İskenderiye Kütüphanesi, bir araştırma enstitüsüdür İskenderiye Kütüphanesi, bir araştırma enstitüsüdür. Burada 100 kadar araştırmacı çalışmakta ve 500 bin civarında kitap bulunmaktadır. Bu büyük bilim merkezinde Helenistik Dönemin önemli isimleri Öklides, Arkimedes (Arşimet), Claudius Ptolemeus (Batlamyus) gibileri çalışmışlardır. İskenderiye Kütüphanesi’nin sanata ve bilimi yaptığı büyük katkılar, Roma İmparatorluğu’nun burayı yerle bir etmesine kadar sürmüştür. Helenistik Dönemin en büyük düşünürlerinden Öklides (MÖ 330–260), geometri alanındaki çok önemli çalışmalarını “Elementler” adlı kitabında toplamıştır. Bu kitap, yakın zamanlara kadar geometri eğitiminin temelini oluşturmuştur. Newton’un en çok yararlandığı kaynak olarak bilinmektedir. Batlamyus’un (MS II. Yüzyıl) “Matematik Derleme” [Almagest] adlı eseri, 17. yüzyıla kadar matematiksel astronominin başucu kitabı olarak kullanılmıştır. Modern astronominin kurucuları Kopernik ve Kepler de bu kitaptan fazlasıyla yararlanmışlardır. Dönemin diğer bir büyük düşünürü Arşimet [Arkimedes] (MÖ 287–212), hidrostatik, akışkanlar fiziği ve mekanik alanlarında çok sayıda kitap yazmıştır. “Bana bir destek verin, dünyayı yerinden oynatayım” diyen büyük düşünür, değişik biçimlerdeki cisimlerde denge konusunu araştırmış ve ağırlık merkezi kavramını ilk kez ortaya koymuştur.

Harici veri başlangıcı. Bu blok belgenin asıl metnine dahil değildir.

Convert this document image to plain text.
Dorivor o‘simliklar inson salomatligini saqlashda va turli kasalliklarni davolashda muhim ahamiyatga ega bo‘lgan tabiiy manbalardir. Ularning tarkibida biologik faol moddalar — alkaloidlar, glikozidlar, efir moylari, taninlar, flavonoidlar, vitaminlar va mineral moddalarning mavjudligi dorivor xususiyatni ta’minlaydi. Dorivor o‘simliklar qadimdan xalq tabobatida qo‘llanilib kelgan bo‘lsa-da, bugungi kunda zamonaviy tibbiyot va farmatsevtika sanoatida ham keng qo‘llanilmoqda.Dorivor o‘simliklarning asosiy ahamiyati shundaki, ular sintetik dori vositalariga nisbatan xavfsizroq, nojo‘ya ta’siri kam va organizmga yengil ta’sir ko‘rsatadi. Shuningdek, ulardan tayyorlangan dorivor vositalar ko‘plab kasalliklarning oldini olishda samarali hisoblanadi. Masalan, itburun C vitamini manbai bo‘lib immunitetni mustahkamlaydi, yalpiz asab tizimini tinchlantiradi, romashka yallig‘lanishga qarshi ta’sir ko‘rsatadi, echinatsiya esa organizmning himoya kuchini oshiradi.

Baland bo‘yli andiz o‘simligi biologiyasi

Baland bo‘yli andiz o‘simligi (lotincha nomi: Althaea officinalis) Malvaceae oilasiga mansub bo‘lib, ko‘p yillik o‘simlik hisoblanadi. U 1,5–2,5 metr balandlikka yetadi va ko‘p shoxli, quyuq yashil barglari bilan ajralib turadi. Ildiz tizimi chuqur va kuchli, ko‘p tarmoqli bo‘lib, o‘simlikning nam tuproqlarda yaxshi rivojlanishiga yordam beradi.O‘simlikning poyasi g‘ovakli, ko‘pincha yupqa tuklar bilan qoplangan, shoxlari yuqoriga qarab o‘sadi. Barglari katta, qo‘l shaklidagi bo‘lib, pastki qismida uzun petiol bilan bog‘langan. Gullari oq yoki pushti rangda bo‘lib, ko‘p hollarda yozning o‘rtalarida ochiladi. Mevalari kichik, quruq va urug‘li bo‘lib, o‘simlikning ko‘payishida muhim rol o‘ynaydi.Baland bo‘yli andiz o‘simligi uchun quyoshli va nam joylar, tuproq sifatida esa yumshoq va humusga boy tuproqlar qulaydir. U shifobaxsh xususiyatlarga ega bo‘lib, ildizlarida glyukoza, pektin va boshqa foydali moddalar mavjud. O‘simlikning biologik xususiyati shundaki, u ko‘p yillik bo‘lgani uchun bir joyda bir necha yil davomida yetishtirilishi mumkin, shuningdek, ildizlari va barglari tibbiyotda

Antik Yunan’dan ayrıca, istisnai olarak üç mucidin ismi günümüze kadar ulaşmıştır: * Arşimet (MÖ 387–312): Kaldıraç ilkesini, suyun kaldırma gücünü ve hacim – ağırlık ilişkisini bulmuştur. * Ktesibios (MÖ III. yüzyıl): Su saati ve pompalar icat etmiştir. Böylece hidrolik biliminin temellerini atmıştır. * Heron (MÖ I. yüzyıl): İlk yüzey ölçüm aletlerini, otomatik sahne düzeneklerini, ilk buhar veya jet motoru olarak kabul edebileceğimiz buhar jetiyle kendi etrafında dönen rüzgâr topu (aerofil) oyuncağını vb. icat etmiştir. “Mekanika” adlı ilk makine kitabını yazmıştır.